7 Things You Should be Doing on LinkedIn (1)

 

Even if practically every professional has a LinkedIn profile, there are still lots of people out there who have absolutely no idea how to make the most out of their presence on the largest professional social network out there. Most workers think that filling out a profile is the end of story. But it’s not.

For a LinkedIn account to bring real benefits, you need to actively participate in group discussions and engage with the community using various available functionalities like endorsements or recommendations. And that’s just the tip of the iceberg.

Here are 7 essential things you should be doing on LinkedIn but you probably aren’t.

1. Write an attention-grabbing headline

You won’t realize how important the headlines are until you conduct a few searches in the LinkedIn user database yourself. The headline is displayed right next to your name and picture, so it’s part of your professional identity. Most professionals simply write down their current position.

But what if your official title doesn’t reflect what you do and what matters to you?

This is where you express your personal brand. Moreover, if your status is a bit complicated, you can use the headline to show it as well. If you’ve just founded a startup, but are still working your old developer job, write something like “Software Developer and Startup Co-Founder”, and explain the details in the summary.

2. Get rid of connections that don’t really bring you any benefit

Even if it sounds counter-intuitive, it’s the best thing you can do. This isn’t Facebook and no recruiter will be impressed by the number of your connections. It’s the quality of your network that matters most, so if you don’t want to be associated with certain sectors, feel free to remove these connections.

It’s telling that LinkedIn initially didn’t feature a function for blocking users, but it was soon requested by professionals using the platform. If someone you don’t know sends you messages, or you don’t want a person to have access to your information anymore, just disconnect. Go to their page, choose Endorse tab and pick “Block or report” option. No need to feel bad about it.

3. Pick a professional headshot

There are lots of professionals who still don’t get how important profile pictures are. First of all, it’s key to include a picture – profiles without pictures simply receive fewer views. The headshot should be professional. Make sure the background is clear and there are no other people in your photo.

Your profile picture should match the expectations of your industry (and that means both professionals and recruiters). While some sectors require formality, others allow a degree of informality in personal branding.

4. Customize your URL

This is a smart trick that is bound to make your profile more searchable. By typing in your name to a search engine, recruiters will instantly see your profile. A customized URL shows that you pay attention to detail. When sharing the link to your profile, you’ll ensure that it simply looks much more approachable than a set of random numbers.

5. Track your connections with the Relationship tab

If you’re about to add a user you don’t know personally, you need to rely on contextual information – especially if you’ve got some connections in common. But as your network grows, it’s easy to simply forget all these details.

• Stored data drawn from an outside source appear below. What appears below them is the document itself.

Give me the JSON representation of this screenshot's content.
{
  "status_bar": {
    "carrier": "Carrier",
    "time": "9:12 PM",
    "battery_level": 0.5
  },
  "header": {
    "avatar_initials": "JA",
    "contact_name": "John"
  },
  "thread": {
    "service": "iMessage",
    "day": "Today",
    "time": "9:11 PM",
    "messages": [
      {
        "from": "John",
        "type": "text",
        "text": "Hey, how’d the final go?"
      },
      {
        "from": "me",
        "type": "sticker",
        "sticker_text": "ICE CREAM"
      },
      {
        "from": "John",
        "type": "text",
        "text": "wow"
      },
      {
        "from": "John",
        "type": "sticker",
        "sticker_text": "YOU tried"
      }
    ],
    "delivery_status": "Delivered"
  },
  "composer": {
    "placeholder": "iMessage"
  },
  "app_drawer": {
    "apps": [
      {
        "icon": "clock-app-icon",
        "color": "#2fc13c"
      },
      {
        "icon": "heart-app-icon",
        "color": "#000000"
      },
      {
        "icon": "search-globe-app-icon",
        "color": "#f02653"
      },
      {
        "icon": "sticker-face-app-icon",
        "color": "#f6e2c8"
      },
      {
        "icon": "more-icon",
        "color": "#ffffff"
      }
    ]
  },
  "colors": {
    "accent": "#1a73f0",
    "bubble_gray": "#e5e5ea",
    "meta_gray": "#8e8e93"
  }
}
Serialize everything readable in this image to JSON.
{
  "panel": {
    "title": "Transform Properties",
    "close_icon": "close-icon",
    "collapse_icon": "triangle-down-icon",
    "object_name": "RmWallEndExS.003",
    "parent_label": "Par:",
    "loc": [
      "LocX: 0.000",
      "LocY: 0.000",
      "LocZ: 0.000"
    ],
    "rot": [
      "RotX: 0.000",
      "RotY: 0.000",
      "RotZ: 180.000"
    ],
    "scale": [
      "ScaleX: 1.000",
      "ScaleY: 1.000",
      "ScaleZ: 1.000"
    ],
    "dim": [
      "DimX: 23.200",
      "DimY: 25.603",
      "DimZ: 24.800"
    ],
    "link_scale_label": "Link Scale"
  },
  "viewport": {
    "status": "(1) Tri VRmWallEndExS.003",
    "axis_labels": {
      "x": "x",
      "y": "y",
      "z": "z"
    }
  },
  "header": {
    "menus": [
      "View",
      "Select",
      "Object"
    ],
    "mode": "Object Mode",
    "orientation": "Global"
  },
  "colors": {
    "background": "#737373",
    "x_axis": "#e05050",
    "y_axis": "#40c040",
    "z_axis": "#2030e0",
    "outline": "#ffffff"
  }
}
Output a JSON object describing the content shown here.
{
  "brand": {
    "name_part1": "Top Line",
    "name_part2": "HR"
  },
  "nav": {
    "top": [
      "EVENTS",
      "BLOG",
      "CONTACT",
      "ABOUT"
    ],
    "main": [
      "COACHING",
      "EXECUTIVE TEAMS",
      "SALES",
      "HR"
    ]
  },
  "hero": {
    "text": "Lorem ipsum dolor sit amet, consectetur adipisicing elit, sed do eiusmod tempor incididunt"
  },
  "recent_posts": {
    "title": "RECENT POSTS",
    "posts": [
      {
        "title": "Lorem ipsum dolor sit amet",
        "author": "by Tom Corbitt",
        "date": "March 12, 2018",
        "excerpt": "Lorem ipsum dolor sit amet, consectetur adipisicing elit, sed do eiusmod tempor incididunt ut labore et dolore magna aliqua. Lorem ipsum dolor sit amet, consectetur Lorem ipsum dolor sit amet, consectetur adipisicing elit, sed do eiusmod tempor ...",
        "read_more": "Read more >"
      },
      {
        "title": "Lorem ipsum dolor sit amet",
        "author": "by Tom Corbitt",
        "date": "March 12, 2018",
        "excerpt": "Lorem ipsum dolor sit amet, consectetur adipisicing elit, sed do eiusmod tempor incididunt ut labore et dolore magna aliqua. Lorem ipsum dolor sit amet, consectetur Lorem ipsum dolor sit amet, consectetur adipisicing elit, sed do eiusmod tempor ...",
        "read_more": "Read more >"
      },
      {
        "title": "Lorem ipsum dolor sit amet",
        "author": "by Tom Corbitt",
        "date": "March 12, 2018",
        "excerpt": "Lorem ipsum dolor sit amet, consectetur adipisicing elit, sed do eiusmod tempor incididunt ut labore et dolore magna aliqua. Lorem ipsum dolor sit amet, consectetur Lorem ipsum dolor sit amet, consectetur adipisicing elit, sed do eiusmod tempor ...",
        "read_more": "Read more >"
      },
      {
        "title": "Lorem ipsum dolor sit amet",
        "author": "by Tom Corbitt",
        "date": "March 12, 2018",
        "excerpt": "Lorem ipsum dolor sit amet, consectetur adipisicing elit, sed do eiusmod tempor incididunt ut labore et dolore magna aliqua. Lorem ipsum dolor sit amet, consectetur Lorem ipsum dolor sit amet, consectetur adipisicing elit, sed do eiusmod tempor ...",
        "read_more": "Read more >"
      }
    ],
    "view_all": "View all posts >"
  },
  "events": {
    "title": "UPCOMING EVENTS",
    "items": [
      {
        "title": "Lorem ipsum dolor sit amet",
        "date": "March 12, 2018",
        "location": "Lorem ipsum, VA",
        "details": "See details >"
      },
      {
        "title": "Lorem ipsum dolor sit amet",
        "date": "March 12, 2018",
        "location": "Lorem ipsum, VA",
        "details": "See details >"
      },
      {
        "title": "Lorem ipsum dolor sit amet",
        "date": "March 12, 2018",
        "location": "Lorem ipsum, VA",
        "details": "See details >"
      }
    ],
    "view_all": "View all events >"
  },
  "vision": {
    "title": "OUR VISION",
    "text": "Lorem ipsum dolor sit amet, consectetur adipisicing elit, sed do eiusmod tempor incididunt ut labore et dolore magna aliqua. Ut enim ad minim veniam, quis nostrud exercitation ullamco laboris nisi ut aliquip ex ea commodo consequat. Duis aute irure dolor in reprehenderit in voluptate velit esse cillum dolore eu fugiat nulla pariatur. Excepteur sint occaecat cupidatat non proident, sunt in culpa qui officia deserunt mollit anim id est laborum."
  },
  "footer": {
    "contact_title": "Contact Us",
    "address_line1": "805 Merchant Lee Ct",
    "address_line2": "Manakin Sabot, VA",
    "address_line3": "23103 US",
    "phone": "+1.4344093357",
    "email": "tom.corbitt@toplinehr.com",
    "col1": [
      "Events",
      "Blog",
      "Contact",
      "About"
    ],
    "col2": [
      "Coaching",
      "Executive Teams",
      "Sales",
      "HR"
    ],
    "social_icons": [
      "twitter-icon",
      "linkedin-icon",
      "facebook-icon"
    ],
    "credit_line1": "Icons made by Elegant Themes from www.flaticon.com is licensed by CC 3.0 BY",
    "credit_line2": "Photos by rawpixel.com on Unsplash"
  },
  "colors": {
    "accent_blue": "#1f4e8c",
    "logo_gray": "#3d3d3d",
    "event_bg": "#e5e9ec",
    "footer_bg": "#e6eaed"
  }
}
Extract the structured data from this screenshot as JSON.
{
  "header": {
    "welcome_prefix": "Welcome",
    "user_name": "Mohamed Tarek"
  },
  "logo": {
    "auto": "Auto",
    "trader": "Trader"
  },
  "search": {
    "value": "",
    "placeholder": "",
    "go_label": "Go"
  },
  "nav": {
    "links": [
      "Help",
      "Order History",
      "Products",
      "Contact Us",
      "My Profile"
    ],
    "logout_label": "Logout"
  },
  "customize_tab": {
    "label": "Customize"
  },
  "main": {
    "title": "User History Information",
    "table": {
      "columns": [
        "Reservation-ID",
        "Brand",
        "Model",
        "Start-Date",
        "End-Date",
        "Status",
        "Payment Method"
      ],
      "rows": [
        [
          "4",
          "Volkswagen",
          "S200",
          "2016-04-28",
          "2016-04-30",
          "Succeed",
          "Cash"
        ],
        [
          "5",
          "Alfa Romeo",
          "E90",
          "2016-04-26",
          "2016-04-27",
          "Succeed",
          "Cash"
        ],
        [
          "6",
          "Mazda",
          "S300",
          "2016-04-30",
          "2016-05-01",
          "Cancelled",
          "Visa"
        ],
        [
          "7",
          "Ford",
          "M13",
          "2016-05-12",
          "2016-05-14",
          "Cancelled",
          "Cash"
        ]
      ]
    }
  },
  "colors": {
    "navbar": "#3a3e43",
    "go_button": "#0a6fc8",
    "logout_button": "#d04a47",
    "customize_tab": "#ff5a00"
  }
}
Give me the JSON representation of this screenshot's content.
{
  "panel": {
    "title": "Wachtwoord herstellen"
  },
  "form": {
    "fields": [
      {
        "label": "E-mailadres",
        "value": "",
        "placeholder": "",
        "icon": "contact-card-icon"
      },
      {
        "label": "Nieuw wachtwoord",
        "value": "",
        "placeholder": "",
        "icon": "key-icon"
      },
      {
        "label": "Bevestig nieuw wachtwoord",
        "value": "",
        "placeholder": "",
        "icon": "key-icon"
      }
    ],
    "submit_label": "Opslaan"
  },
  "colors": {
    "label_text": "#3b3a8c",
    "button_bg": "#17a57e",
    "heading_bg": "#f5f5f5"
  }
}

Fortunately, there’s the smart Relationship tab! Go to a user’s page, click on Relationship and you’ll instantly see all key details about this connection. As a side note, this kind of information is only available to you.

6. Take a cue from professionals viewing your profile

LinkedIn is constantly revamping the Who’s Viewed Your Profile page which today includes more options for non-Premium users than ever. You can see how users are finding your profile and which industries they’re coming from.

The page also offers a set of personalized suggestions on how to attract more traffic to your profile page, so don’t pass up on that opportunity. It’s a good idea to trace LinkedIn’s blog to learn more about new features and functionalities added to the platform.

7. Ask and give recommendations/endorsements

This function is there to help professionals build their brand in the industry and render their expertise much more credible. If you extend the courtesy of endorsement to a colleague, they’re likely to return the favor.

Be sure to reach out to your previous employers and ask them to give you recommendations and endorsements as well – that’s something not many LinkedIn users even consider.

When recommending a connection, make sure to write a short description. Avoid generalizations and be as specific as possible – refer to projects and key data relevant to your collaboration.

The Takeaway: 

Effective personal branding on LinkedIn isn’t a piece of cake, but with enough effort and motivation you’ll fully benefit from the platform’s smart functionalities. Follow these tips and you’ll be on your way to making the most from your presence on this key professional network.

What is your best advice for getting the most out of LinkedIn?